Des données de 2018, avec le télescope du Groenland
Pour obtenir cette image, une nouvelle campagne de mesures a été utilisée, avec des données de 2018. C’était également l’occasion d’ajouter des données provenant du télescope du Groenland (GLT), qui a rejoint l’EHT en 2018, « cinq mois seulement après l’achèvement de sa construction dans le cercle polaire arctique ».
La précision globale de l’Event Horizon Telescope s’en retrouve améliorée, notamment dans l’axe nord-sud, car il n’y a aucun autre radiotélescope dans cette zone.
Le Grand Télescope Millimétrique du Mexique (en service depuis 2011) a aussi participé à cette campagne de mesure, alors que ce n’était pas le cas la fois précédente, là encore cela permet de « considérablement améliorer la sensibilité ».

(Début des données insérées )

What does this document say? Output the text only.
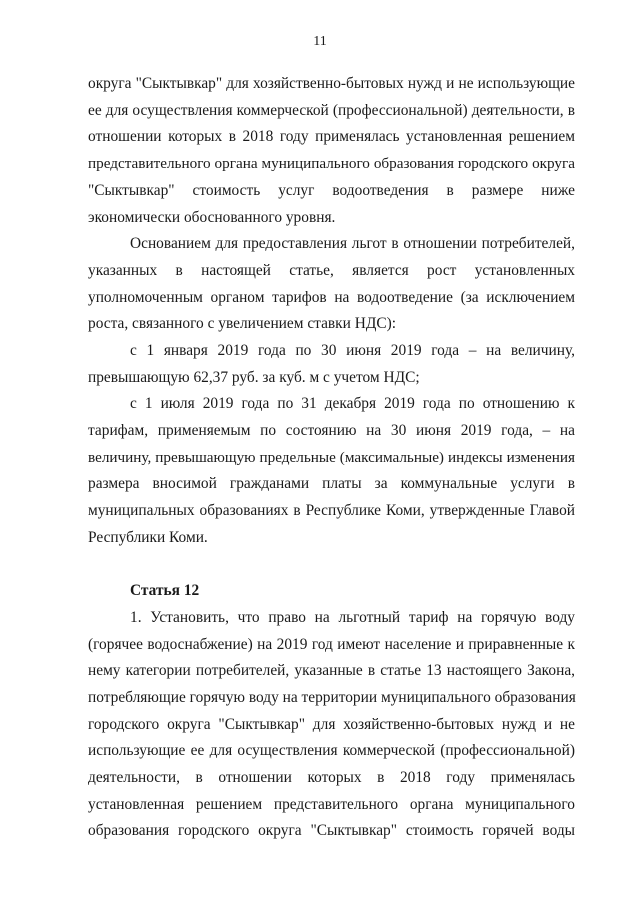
11
округа "Сыктывкар" для хозяйственно-бытовых нужд и не использующие
ее для осуществления коммерческой (профессиональной) деятельности, в
отношении которых в 2018 году применялась установленная решением
представительного органа муниципального образования городского округа
"Сыктывкар" стоимость услуг водоотведения в размере ниже
экономически обоснованного уровня.
Основанием для предоставления льгот в отношении потребителей,
указанных в настоящей статье, является рост установленных
уполномоченным органом тарифов на водоотведение (за исключением
роста, связанного с увеличением ставки НДС):
с 1 января 2019 года по 30 июня 2019 года – на величину,
превышающую 62,37 руб. за куб. м с учетом НДС;
с 1 июля 2019 года по 31 декабря 2019 года по отношению к
тарифам, применяемым по состоянию на 30 июня 2019 года, – на
величину, превышающую предельные (максимальные) индексы изменения
размера вносимой гражданами платы за коммунальные услуги в
муниципальных образованиях в Республике Коми, утвержденные Главой
Республики Коми.
Статья 12
1. Установить, что право на льготный тариф на горячую воду
(горячее водоснабжение) на 2019 год имеют население и приравненные к
нему категории потребителей, указанные в статье 13 настоящего Закона,
потребляющие горячую воду на территории муниципального образования
городского округа "Сыктывкар" для хозяйственно-бытовых нужд и не
использующие ее для осуществления коммерческой (профессиональной)
деятельности, в отношении которых в 2018 году применялась
установленная решением представительного органа муниципального
образования городского округа "Сыктывкар" стоимость горячей воды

Enfin, le réseau EHT a « été mis à niveau pour observer quatre bandes de fréquences autour de 230 GHz, contre seulement deux bandes en 2017 ». Autant d’amélioration pour améliorer les résultats, même si l’image finale semble aussi floue que la précédente pour les débutants que nous sommes.
Dans l’image ci-dessus des télescopes ayant pris part à la création de l’image du trou noir, SPT correspond au South Pole Telescope. Il se trouve « derrière » la carte et il est affiché en pointillés. « Bien que le SPT ne puisse pas observer M 87*, […] il a été utilisé pour calibrer les données », expliquent les scientifiques.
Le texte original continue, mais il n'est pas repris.